In Minerva, an inventor created a medical device, founded a company (Novacept, Inc.) to sell the device, filed a patent application for the device, and assigned the company his interest in the patent application, as well as any future continuation applications. Novacept later sold its patent and patent application portfolio to another company, which in turn sold the patent rights for the medical device to Hologic, Inc. The inventor later founded Minerva Surgical, Inc. and developed another medical device that allegedly improved the version he patented and sold just a few years earlier. As a result, Hologic sued Minerva Surgical for patent infringement of one of its continuation patents. As a defense to infringement, Minerva Surgical argued that the continuation patent for the medical device is invalid. In turn, Hologic invoked the doctrine of assignor estoppel. Both the district court and the Federal Circuit found that assignor estoppel barred Minerva Surgical's invalidity defense. [iii] [iv]

The Court's Decision

To determine whether assignor estoppel should still exist, the Court examined "centuries-old fairness principles" from the doctrine's roots in 18th-century England to the United States today. The Court explained, "[a]ssignor estoppel, like many estoppel rules, reflects a demand for consistency in dealing with others. … When a person sells his patent rights, he makes an (at least) implicit representation to the buyer that the patent at issue is valid — that it will actually give the buyer his sought-for monopoly." [v] According to the Court, "[b]y saying one thing and then saying another, the assignor wants to profit doubly — by gaining both the price of assigning the patent and the continued right to use the invention it covers. That course of conduct by the assignor strikes us, as it has struck courts for many a year, as unfair dealing — enough to outweigh any loss to the public from leaving an invalidity defense to someone other than the assignor." [vi]

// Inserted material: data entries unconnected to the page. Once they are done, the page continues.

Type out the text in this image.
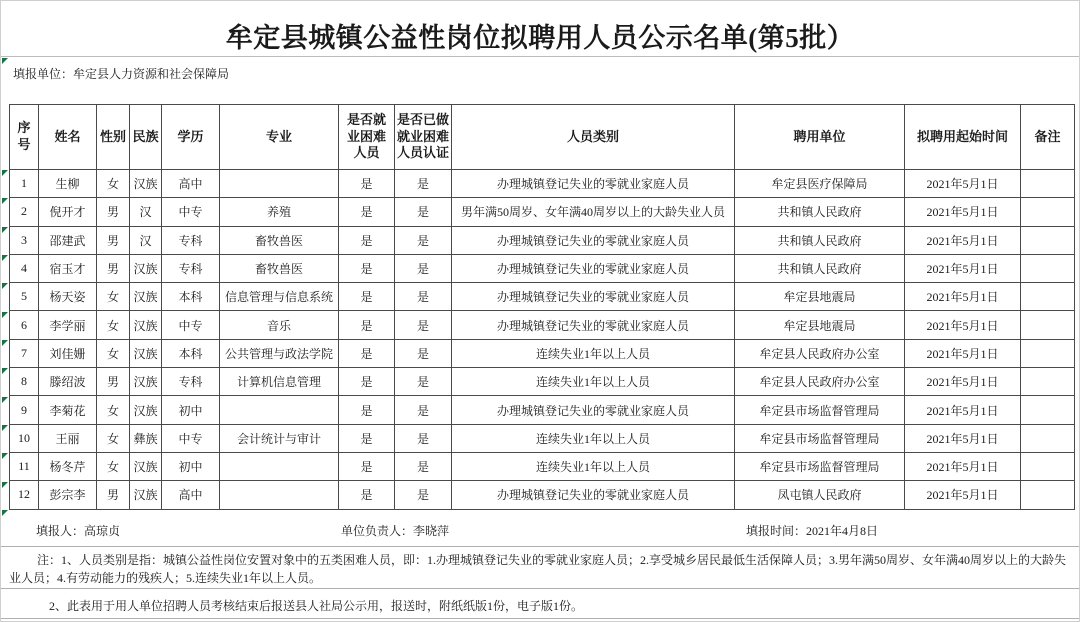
牟定县城镇公益性岗位拟聘用人员公示名单(第5批）
填报单位：牟定县人力资源和社会保障局
序号	姓名	性别	民族	学历	专业	是否就业困难人员	是否已做就业困难人员认证	人员类别	聘用单位	拟聘用起始时间	备注
1	生柳	女	汉族	高中		是	是	办理城镇登记失业的零就业家庭人员	牟定县医疗保障局	2021年5月1日	
2	倪开才	男	汉	中专	养殖	是	是	男年满50周岁、女年满40周岁以上的大龄失业人员	共和镇人民政府	2021年5月1日	
3	邵建武	男	汉	专科	畜牧兽医	是	是	办理城镇登记失业的零就业家庭人员	共和镇人民政府	2021年5月1日	
4	宿玉才	男	汉族	专科	畜牧兽医	是	是	办理城镇登记失业的零就业家庭人员	共和镇人民政府	2021年5月1日	
5	杨天姿	女	汉族	本科	信息管理与信息系统	是	是	办理城镇登记失业的零就业家庭人员	牟定县地震局	2021年5月1日	
6	李学丽	女	汉族	中专	音乐	是	是	办理城镇登记失业的零就业家庭人员	牟定县地震局	2021年5月1日	
7	刘佳姗	女	汉族	本科	公共管理与政法学院	是	是	连续失业1年以上人员	牟定县人民政府办公室	2021年5月1日	
8	滕绍波	男	汉族	专科	计算机信息管理	是	是	连续失业1年以上人员	牟定县人民政府办公室	2021年5月1日	
9	李菊花	女	汉族	初中		是	是	办理城镇登记失业的零就业家庭人员	牟定县市场监督管理局	2021年5月1日	
10	王丽	女	彝族	中专	会计统计与审计	是	是	连续失业1年以上人员	牟定县市场监督管理局	2021年5月1日	
11	杨冬芹	女	汉族	初中		是	是	连续失业1年以上人员	牟定县市场监督管理局	2021年5月1日	
12	彭宗李	男	汉族	高中		是	是	办理城镇登记失业的零就业家庭人员	凤屯镇人民政府	2021年5月1日	
填报人：高琼贞	单位负责人：李晓萍	填报时间：2021年4月8日
注：1、人员类别是指：城镇公益性岗位安置对象中的五类困难人员，即：1.办理城镇登记失业的零就业家庭人员；2.享受城乡居民最低生活保障人员；3.男年满50周岁、女年满40周岁以上的大龄失业人员；4.有劳动能力的残疾人；5.连续失业1年以上人员。
2、此表用于用人单位招聘人员考核结束后报送县人社局公示用，报送时，附纸纸版1份，电子版1份。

The Court concluded that assignor estoppel should only apply when those principles of fair dealing are in question — it should not apply when the assignor hasn't made any representations that conflict with his invalidity defense, such as when the assignor is an inventor assigning his rights before he can make any warranty of validity of the patent's claims. The Court envisioned such a scenario where the assignor is an inventor signing an employment contract with an agreement to assign all rights in future inventions to his employer, or where the assignor assigns a patent application to another party. In both examples, the patent claims (which define the scope of the invention) may change or be enlarged "beyond what 'the assignor intended' to claim as patentable" without the inventor's knowledge. [vii] In those cases, the Court found that assignor estoppel does not apply because the assignor never made any representations that the patent claims are valid, and estoppel only extends to the representations the assignor made in completing the assignment. Accordingly, the Court vacated the Federal Circuit's judgment that assignor estoppel barred Minerva Surgical's invalidity defense and remanded the case to consider the rejected invalidity defense.

Assignor estoppel is alive and well in cases where a party assigns a granted patent to another with the express or implied representation that the patent is valid. However, the doctrine may be subject to further fact finding in cases where a party assigns a pending patent application to another or the patent at issue is a continuation patent because the scope of the claims may no longer align with the inventor's intended invention.


[i] Westinghouse Elec. & Mfg. Co. v. Formica Insulation Co., 266 U.S. 342, 349 (1924).

[ii] Minerva, slip op. at 1.

[iii] Hologic, Inc. v. Minerva Surgical, Inc., 325 F. Supp. 3d 507 (D. Del. 2018).

[iv] Hologic, Inc. v. Minerva Surgical, Inc., 957 F. 3d 1256, (Fed. Cir. 2020).

[v] Minerva, slip op. at 13.

[vi] Minerva, slip op. at 14.

[vii] Minerva, slip op. at 16.

DISCLAIMER: Because of the generality of this update, the information provided herein may not be applicable in all situations and should not be acted upon without specific legal advice based on particular situations.